Now, do you know why our wages have remained stagnant? Now, do you know why our wages have not grown and things have become more and more expensive?
Do you believe it when the government had said time and again that they had no control over wages, that they were left helpless? Nonsense. Utter nonsense. This government knows how to control our wages. They had known how to since the mid-1990s but it was only from 2000 onwards that they became so efficient that could cut down on the wages of Singaporeans more effectively.
It is not because this government is incapable which had resulted in our wages diminishing. It is because this government is so capable that they knew how to grow the wealth of the richest, and then peg their salaries to the richest, so that they could share in the wealth. And the people? They suffer. We suffer.
The government’s own report in 2011 had shown how productivity isn’t increasing wages, especially for the poor. The government’s own report in 1998 showed how the government had embarked on a path to cut down on Singaporeans’ wages. All these – straight from the horse’s mouth.
This government is shrewd and cunning. It knows how to act helpless while crying wolf and acting all innocent. It’s all lies. I have poured over so much statistics that I no longer trust this government. It doesn’t care about the people but it cares about it’s own pockets. I do not know how else to put it.

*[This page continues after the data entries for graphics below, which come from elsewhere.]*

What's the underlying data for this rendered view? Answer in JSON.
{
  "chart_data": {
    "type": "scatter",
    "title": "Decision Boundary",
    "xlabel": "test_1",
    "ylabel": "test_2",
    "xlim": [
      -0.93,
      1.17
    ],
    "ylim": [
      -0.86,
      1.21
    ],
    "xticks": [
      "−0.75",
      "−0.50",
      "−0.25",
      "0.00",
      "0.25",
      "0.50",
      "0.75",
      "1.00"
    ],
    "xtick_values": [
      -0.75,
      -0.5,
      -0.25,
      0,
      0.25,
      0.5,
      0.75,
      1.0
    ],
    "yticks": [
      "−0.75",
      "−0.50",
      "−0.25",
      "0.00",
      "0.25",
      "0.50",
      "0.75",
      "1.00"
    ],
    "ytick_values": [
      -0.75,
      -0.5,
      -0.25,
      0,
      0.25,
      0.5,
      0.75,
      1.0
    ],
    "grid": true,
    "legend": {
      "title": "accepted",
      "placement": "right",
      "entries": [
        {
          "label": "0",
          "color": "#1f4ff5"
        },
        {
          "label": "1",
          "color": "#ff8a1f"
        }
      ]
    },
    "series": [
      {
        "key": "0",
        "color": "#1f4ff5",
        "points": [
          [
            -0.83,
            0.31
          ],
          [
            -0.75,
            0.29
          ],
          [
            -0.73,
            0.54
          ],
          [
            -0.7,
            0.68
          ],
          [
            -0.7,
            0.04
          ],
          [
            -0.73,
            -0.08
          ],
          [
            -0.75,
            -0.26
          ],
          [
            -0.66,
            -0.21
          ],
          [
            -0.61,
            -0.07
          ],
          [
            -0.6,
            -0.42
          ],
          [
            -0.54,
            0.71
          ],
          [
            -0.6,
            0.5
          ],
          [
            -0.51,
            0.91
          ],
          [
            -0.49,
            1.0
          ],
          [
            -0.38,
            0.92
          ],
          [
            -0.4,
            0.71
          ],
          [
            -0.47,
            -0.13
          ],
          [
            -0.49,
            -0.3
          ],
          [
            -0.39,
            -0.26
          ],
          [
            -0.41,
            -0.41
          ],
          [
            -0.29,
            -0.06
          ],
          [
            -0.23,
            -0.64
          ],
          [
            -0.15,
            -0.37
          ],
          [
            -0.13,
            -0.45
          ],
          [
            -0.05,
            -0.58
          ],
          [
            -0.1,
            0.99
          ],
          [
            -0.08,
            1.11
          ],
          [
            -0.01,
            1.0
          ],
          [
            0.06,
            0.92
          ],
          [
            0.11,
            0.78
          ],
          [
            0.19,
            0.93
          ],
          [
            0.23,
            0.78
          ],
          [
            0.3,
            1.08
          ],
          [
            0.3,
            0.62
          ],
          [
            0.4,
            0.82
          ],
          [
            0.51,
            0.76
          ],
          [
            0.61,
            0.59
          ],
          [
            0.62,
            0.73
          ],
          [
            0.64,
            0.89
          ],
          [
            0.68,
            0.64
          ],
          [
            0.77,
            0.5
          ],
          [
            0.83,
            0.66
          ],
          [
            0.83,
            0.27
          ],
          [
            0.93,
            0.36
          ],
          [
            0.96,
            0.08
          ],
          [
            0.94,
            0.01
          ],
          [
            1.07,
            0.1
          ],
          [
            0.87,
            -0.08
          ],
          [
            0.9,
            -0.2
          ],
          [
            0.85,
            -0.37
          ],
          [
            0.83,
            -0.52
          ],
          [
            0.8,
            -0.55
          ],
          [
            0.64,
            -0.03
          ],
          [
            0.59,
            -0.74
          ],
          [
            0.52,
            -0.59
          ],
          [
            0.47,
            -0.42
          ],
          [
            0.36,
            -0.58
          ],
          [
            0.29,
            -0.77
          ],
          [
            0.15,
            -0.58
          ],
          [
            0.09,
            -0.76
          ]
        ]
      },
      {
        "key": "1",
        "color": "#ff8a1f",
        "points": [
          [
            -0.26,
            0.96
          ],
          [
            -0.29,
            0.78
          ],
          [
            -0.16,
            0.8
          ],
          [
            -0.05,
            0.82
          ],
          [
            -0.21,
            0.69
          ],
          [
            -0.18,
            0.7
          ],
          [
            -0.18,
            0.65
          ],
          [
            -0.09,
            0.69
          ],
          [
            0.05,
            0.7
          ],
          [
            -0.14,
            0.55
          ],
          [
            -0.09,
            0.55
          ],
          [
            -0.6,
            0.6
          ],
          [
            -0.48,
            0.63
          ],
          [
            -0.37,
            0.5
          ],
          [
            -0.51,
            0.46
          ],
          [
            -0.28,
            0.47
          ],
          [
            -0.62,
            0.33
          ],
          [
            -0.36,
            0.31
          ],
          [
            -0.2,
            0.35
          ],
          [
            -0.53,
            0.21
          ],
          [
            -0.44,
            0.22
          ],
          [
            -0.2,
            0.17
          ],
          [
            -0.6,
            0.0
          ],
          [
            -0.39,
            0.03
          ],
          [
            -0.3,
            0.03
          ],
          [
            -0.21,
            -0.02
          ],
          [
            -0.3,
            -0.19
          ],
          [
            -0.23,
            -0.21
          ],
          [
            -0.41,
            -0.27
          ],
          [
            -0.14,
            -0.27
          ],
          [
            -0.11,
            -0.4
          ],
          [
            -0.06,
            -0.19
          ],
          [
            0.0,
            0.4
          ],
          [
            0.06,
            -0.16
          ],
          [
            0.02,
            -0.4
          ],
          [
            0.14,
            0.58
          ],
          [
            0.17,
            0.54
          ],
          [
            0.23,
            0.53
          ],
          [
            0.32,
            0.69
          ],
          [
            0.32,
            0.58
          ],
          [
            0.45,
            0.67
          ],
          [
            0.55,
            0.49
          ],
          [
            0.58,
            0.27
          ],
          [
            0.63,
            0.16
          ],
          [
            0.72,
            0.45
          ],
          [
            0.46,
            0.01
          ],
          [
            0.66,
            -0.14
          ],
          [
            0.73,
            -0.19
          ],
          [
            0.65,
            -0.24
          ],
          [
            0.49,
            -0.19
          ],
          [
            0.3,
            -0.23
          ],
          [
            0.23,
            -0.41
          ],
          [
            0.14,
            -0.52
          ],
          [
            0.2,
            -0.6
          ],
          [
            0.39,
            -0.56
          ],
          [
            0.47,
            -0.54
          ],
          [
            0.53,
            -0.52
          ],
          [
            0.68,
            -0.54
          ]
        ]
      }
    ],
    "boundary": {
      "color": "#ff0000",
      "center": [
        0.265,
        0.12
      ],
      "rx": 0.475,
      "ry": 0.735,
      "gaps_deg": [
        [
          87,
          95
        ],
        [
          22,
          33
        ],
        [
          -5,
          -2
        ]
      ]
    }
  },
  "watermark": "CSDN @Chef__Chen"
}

Our politicians are selfish people who have lined their own pockets, because they control all power in Singapore and they have taken for granted that they can do whatever they want and Singaporeans won’t bat an eyelid.
I am very clear who I will vote for at the next elections and it won’t be PAP. I do not want PAP to win the next elections because after 3 elections, they have ruined our lives, while they continue to make up stories and cry crocodile tears. All this while, while they enrich their own coffers. All this while, when the poor and elderly in Singapore suffer.
Enough is enough. At the next general election, I know many Singaporeans and I will vote decisively against PAP. We have to put in a government which will work for the people and care for the people.
Enough is enough.
If you might be asking about what the solution might be to achieve wage parity, this article, ‘Low-wage Lessons’, from the Centre for Economic and Policy Research in America gives a good summary – “The experience of the last few decades suggests that we have a pretty good idea of how to reduce the size of the low-wage workforce. “Inclusive” labor-market institutions that extend the pay, benefits, and working conditions negotiated by workers with significant bargaining power to workers with less bargaining power appear to be the most effective general remedy for low-wage work. The specifics can take many forms, from extending collective bargaining agreements to cover workers who are not themselves members of unions, to setting a minimum wage at or near the threshold for low-wage work. Greater public social spending may be another way to increase the “inclusiveness” of national industrial relations systems since a generous social safety net improves the bargaining position of low-wage workers relative to their employers. The national details aside, the available cross-country data show a strong association between higher levels of inclusiveness and lower levels of low-wage work.
Mr Leong Sze Hian had also written an excellent article, ‘18 Ways to Reduce the Income Gap‘., where Mr Leong had discussed, “four key areas where new policies – or in some cases, a return to previous rules – could reduce the income gap, increase purchasing power and ensure that catastrophic illnesses do not also bankrupt families.” It is worth a read.
There are plenty of solutions for the uneven wage distribution and stagnant wage growth in Singapore. The question isn’t whether the government knows about them, but whether this government has the heart to do what’s right for the people.